Updated: Jan 5
In The Hastings Center’s 2008 publication, “Health Care Costs and Medical Technology,” Daniel Callahan states that “Health care economists estimate that 40–50% of annual cost increases can be traced to new technologies or the intensified use of old ones. That makes the control of technology the most important factor in bringing costs down.” Callahan illuminates the ethical implications of continuing to develop technologies that only marginally improve a patient’s quality or length of life but exponentially increase the overall cost of care.
While there are numerous examples of technological advancements, which illustrate Callahan’s supposition (MRIs, CT scanners, implantable defibrillators, biologics, DNA precision therapies, etc.), there are other technologies which have significantly improved the delivery of care without significant requirements for capital investment. Examples of these technologies include telehealth and telemedicine.
Definitions describing the nuances between telehealth and telemedicine abound. The U.S. Department of Health and Human Services (HRSA) identifies telehealth’s definition as broader in scope than that of Telemedicine, covering remote healthcare services that are both clinical and non-clinical. The term “Telemedicine,” on the other hand, refers solely to remote clinical services.

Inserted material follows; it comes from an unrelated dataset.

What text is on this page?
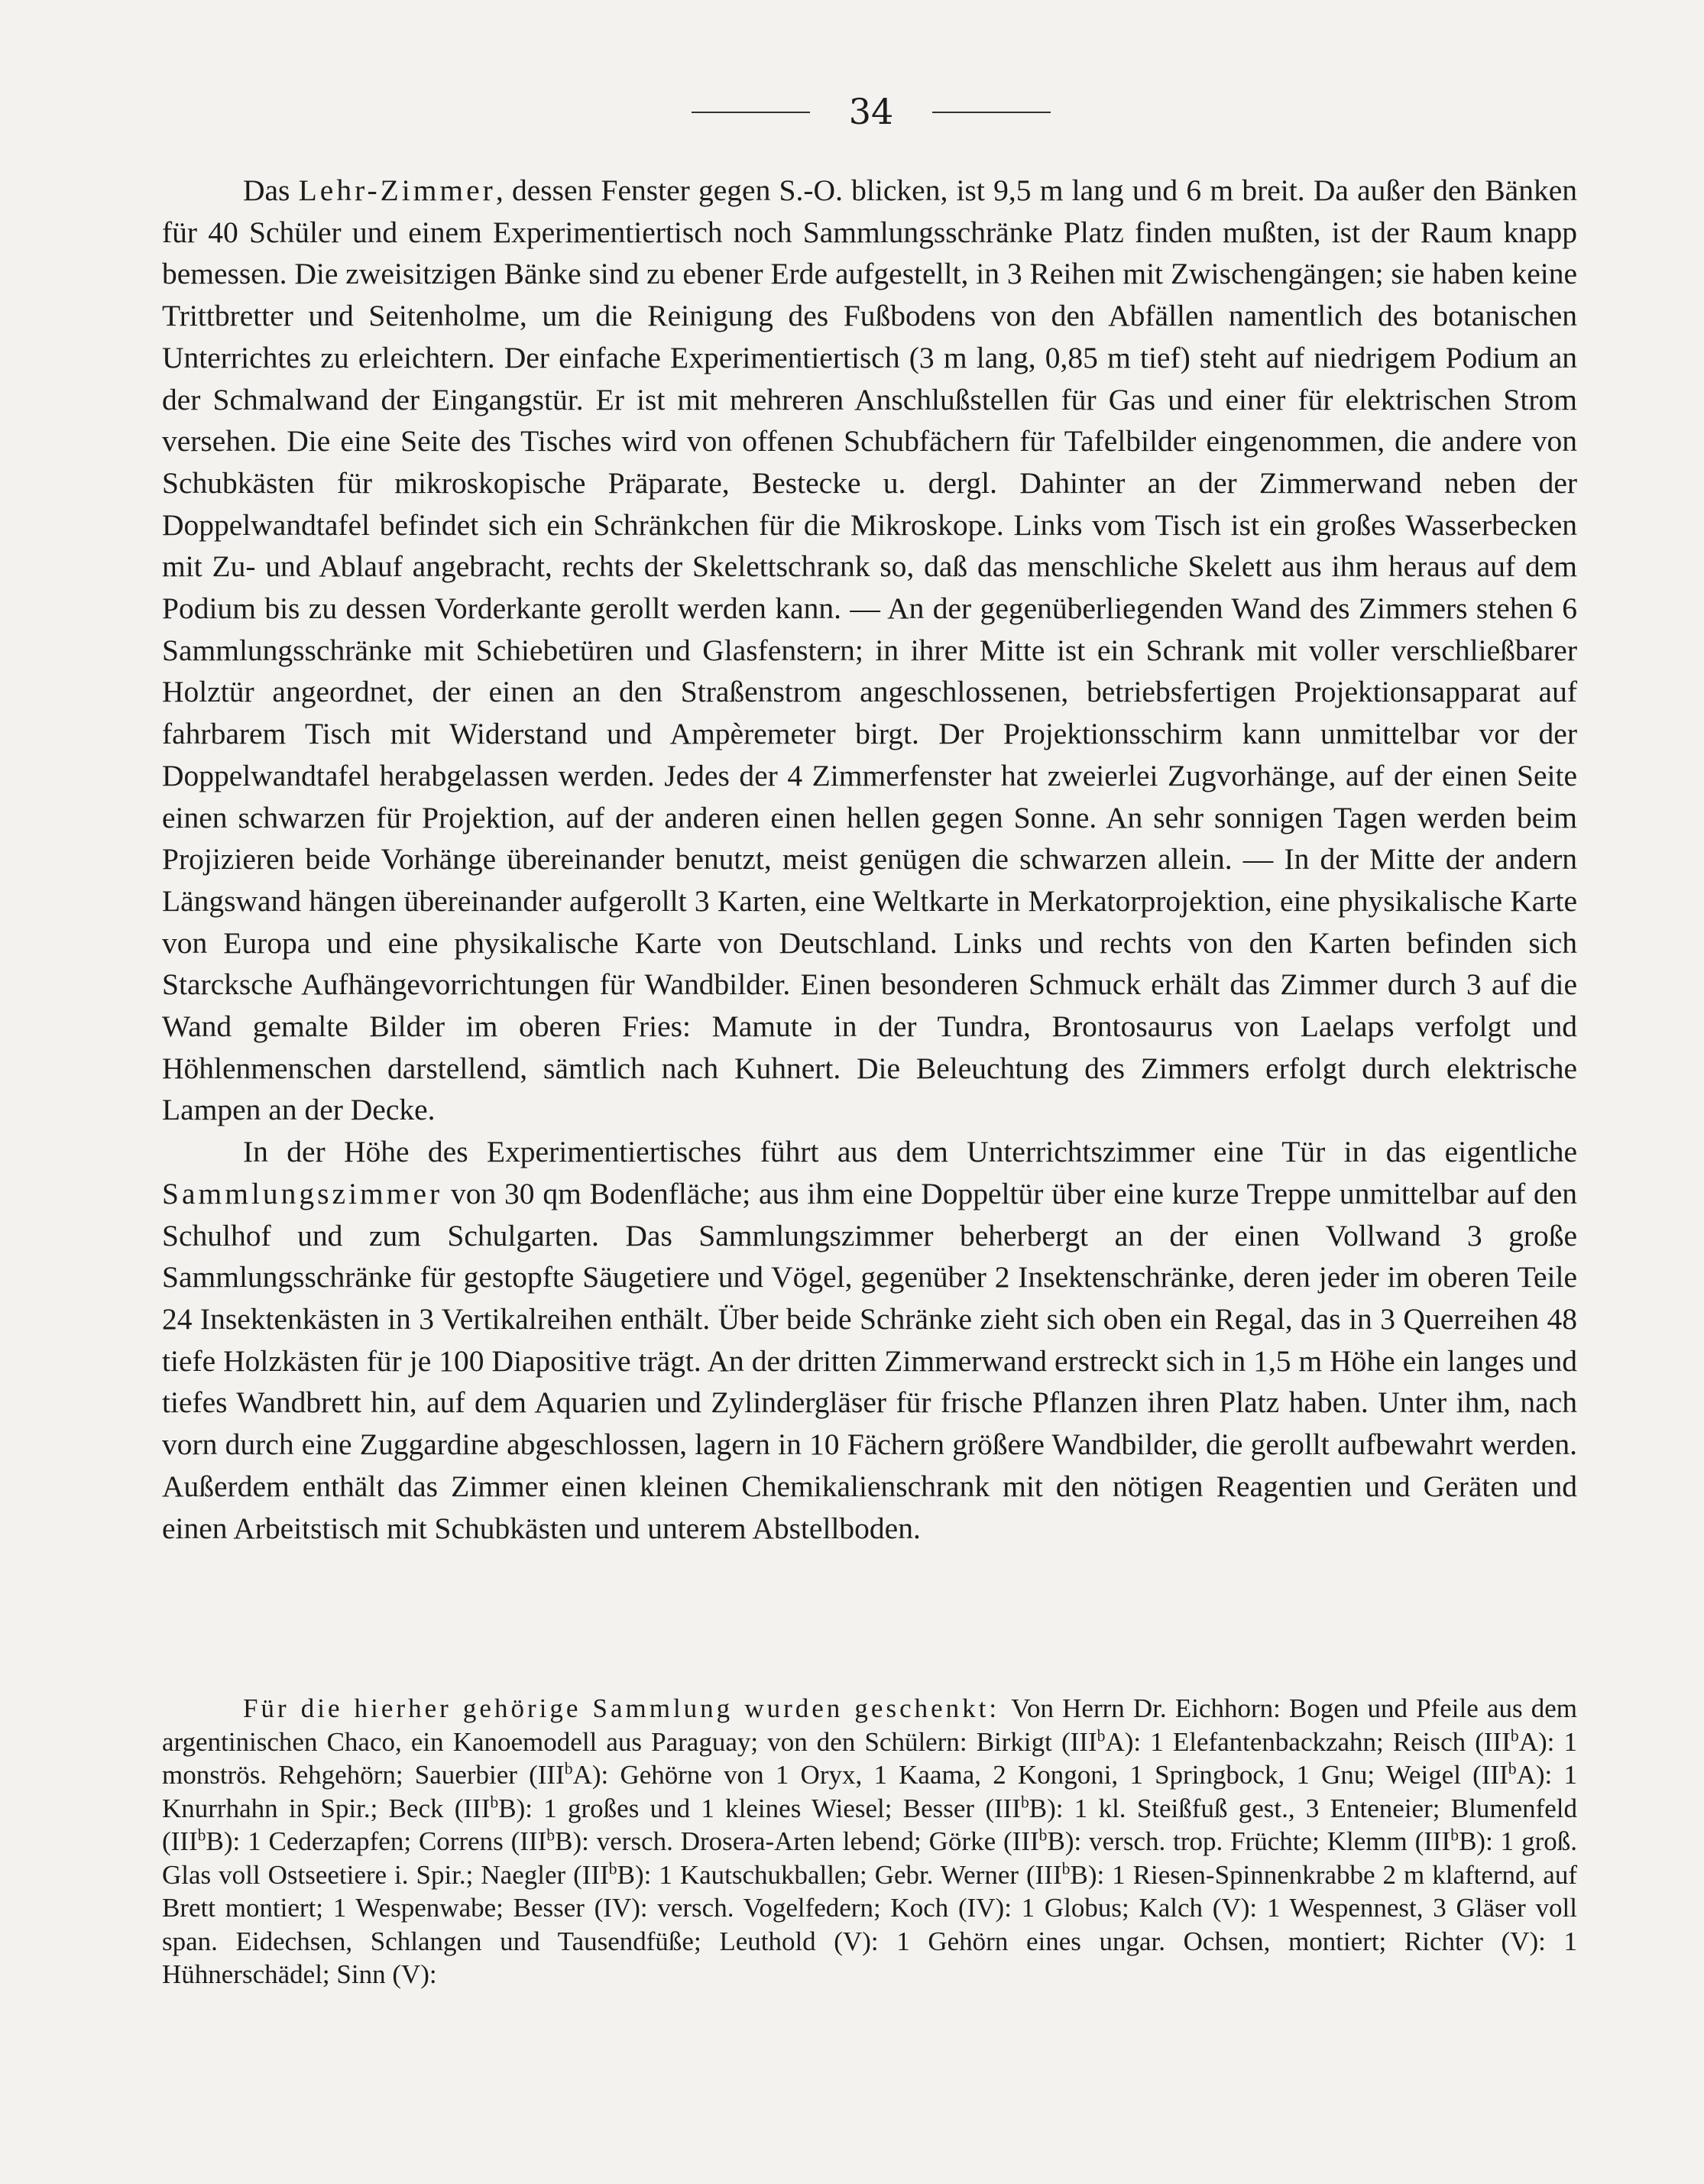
34

Das Lehr-Zimmer, dessen Fenster gegen S.-O. blicken, ist 9,5 m lang und 6 m breit. Da außer den Bänken für 40 Schüler und einem Experimentiertisch noch Sammlungsschränke Platz finden mußten, ist der Raum knapp bemessen. Die zweisitzigen Bänke sind zu ebener Erde aufgestellt, in 3 Reihen mit Zwischengängen; sie haben keine Trittbretter und Seitenholme, um die Reinigung des Fußbodens von den Abfällen namentlich des botanischen Unterrichtes zu erleichtern. Der einfache Experimentiertisch (3 m lang, 0,85 m tief) steht auf niedrigem Podium an der Schmalwand der Eingangstür. Er ist mit mehreren Anschlußstellen für Gas und einer für elektrischen Strom versehen. Die eine Seite des Tisches wird von offenen Schubfächern für Tafelbilder eingenommen, die andere von Schubkästen für mikroskopische Präparate, Bestecke u. dergl. Dahinter an der Zimmerwand neben der Doppelwandtafel befindet sich ein Schränkchen für die Mikroskope. Links vom Tisch ist ein großes Wasserbecken mit Zu- und Ablauf angebracht, rechts der Skelettschrank so, daß das menschliche Skelett aus ihm heraus auf dem Podium bis zu dessen Vorderkante gerollt werden kann. — An der gegenüberliegenden Wand des Zimmers stehen 6 Sammlungsschränke mit Schiebetüren und Glasfenstern; in ihrer Mitte ist ein Schrank mit voller verschließbarer Holztür angeordnet, der einen an den Straßenstrom angeschlossenen, betriebsfertigen Projektionsapparat auf fahrbarem Tisch mit Widerstand und Ampèremeter birgt. Der Projektionsschirm kann unmittelbar vor der Doppelwandtafel herabgelassen werden. Jedes der 4 Zimmerfenster hat zweierlei Zugvorhänge, auf der einen Seite einen schwarzen für Projektion, auf der anderen einen hellen gegen Sonne. An sehr sonnigen Tagen werden beim Projizieren beide Vorhänge übereinander benutzt, meist genügen die schwarzen allein. — In der Mitte der andern Längswand hängen übereinander aufgerollt 3 Karten, eine Weltkarte in Merkatorprojektion, eine physikalische Karte von Europa und eine physikalische Karte von Deutschland. Links und rechts von den Karten befinden sich Starcksche Aufhängevorrichtungen für Wandbilder. Einen besonderen Schmuck erhält das Zimmer durch 3 auf die Wand gemalte Bilder im oberen Fries: Mamute in der Tundra, Brontosaurus von Laelaps verfolgt und Höhlenmenschen darstellend, sämtlich nach Kuhnert. Die Beleuchtung des Zimmers erfolgt durch elektrische Lampen an der Decke.

In der Höhe des Experimentiertisches führt aus dem Unterrichtszimmer eine Tür in das eigentliche Sammlungszimmer von 30 qm Bodenfläche; aus ihm eine Doppeltür über eine kurze Treppe unmittelbar auf den Schulhof und zum Schulgarten. Das Sammlungszimmer beherbergt an der einen Vollwand 3 große Sammlungsschränke für gestopfte Säugetiere und Vögel, gegenüber 2 Insektenschränke, deren jeder im oberen Teile 24 Insektenkästen in 3 Vertikalreihen enthält. Über beide Schränke zieht sich oben ein Regal, das in 3 Querreihen 48 tiefe Holzkästen für je 100 Diapositive trägt. An der dritten Zimmerwand erstreckt sich in 1,5 m Höhe ein langes und tiefes Wandbrett hin, auf dem Aquarien und Zylindergläser für frische Pflanzen ihren Platz haben. Unter ihm, nach vorn durch eine Zuggardine abgeschlossen, lagern in 10 Fächern größere Wandbilder, die gerollt aufbewahrt werden. Außerdem enthält das Zimmer einen kleinen Chemikalienschrank mit den nötigen Reagentien und Geräten und einen Arbeitstisch mit Schubkästen und unterem Abstellboden.

Für die hierher gehörige Sammlung wurden geschenkt: Von Herrn Dr. Eichhorn: Bogen und Pfeile aus dem argentinischen Chaco, ein Kanoemodell aus Paraguay; von den Schülern: Birkigt (III$^b$A): 1 Elefantenbackzahn; Reisch (III$^b$A): 1 monströs. Rehgehörn; Sauerbier (III$^b$A): Gehörne von 1 Oryx, 1 Kaama, 2 Kongoni, 1 Springbock, 1 Gnu; Weigel (III$^b$A): 1 Knurrhahn in Spir.; Beck (III$^b$B): 1 großes und 1 kleines Wiesel; Besser (III$^b$B): 1 kl. Steißfuß gest., 3 Enteneier; Blumenfeld (III$^b$B): 1 Cederzapfen; Correns (III$^b$B): versch. Drosera-Arten lebend; Görke (III$^b$B): versch. trop. Früchte; Klemm (III$^b$B): 1 groß. Glas voll Ostseetiere i. Spir.; Naegler (III$^b$B): 1 Kautschukballen; Gebr. Werner (III$^b$B): 1 Riesen-Spinnenkrabbe 2 m klafternd, auf Brett montiert; 1 Wespenwabe; Besser (IV): versch. Vogelfedern; Koch (IV): 1 Globus; Kalch (V): 1 Wespennest, 3 Gläser voll span. Eidechsen, Schlangen und Tausendfüße; Leuthold (V): 1 Gehörn eines ungar. Ochsen, montiert; Richter (V): 1 Hühnerschädel; Sinn (V):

Regardless of the definitions, the telehealth industry is here to stay and growing exponentially. According to telehealth statistics and projections from IHS Technology, telehealth spending per year in the United States will rise from just $240 million in 2014 to $2.2 billion in 2018. It is predicted that there will be 7 million telehealth encounters of all types by 2018.
The evolution of telehealth has produced dramatic changes not only in equipment but even more so in pricing. While the telehealth networks requiring T1 lines and telemedicine carts costing upwards of $20K have served their purpose, mobile communication networks and the proliferation of smart devices such as phones and tablets have enabled telehealth to become as easy as downloading a HIPAA compliant app and initiating a live telehealth session between a physician or nurse and a provider or patient in a matter of minutes.
In my experience as both a healthcare provider utilizing telehealth and as a telehealth consultant, inevitably the sixty-four-thousand dollar question is always “Well, who is going to pay for that?”
I understand that an investment in telehealth must produce positive outcomes - both clinical and financial. But the days of requiring a billable code for every telehealth encounter are coming to a screeching halt. By the end of 2018, 50% of CMS payments will be through alternative models (ACOs, Bundles, etc.). Telehealth statistics show that telehealth improves care transitions and coordination between providers and patients, and reduces unnecessary rehospitalizations and ER utilization. Telehealth also increases patient engagement and satisfaction.
There will always be naysayers, but I would suggest that those who have not experienced a positive ROI from telehealth are those that invested the dollars but never took the necessary steps to hardwire telehealth into their care delivery model. That’s like supplying smart phones to your clinical staff but never activating their cellular service.
The use of telehealth is embedded in the care delivery model of Corstrata. Corstrata uses board certified wound care clinicians to increase access to expert wound care across various provider settings. In home health and hospice, the return on investment results from reduction in RN visits due to less frequent dressing changes, enhanced wound care supply formulary, access to a wound certified nurse without the commitment to an expensive FTE, and overall increased risk management. Corstrata uses HIPAA compliant mobile technologies for both photo documentation of the wound and initiation of live video consults.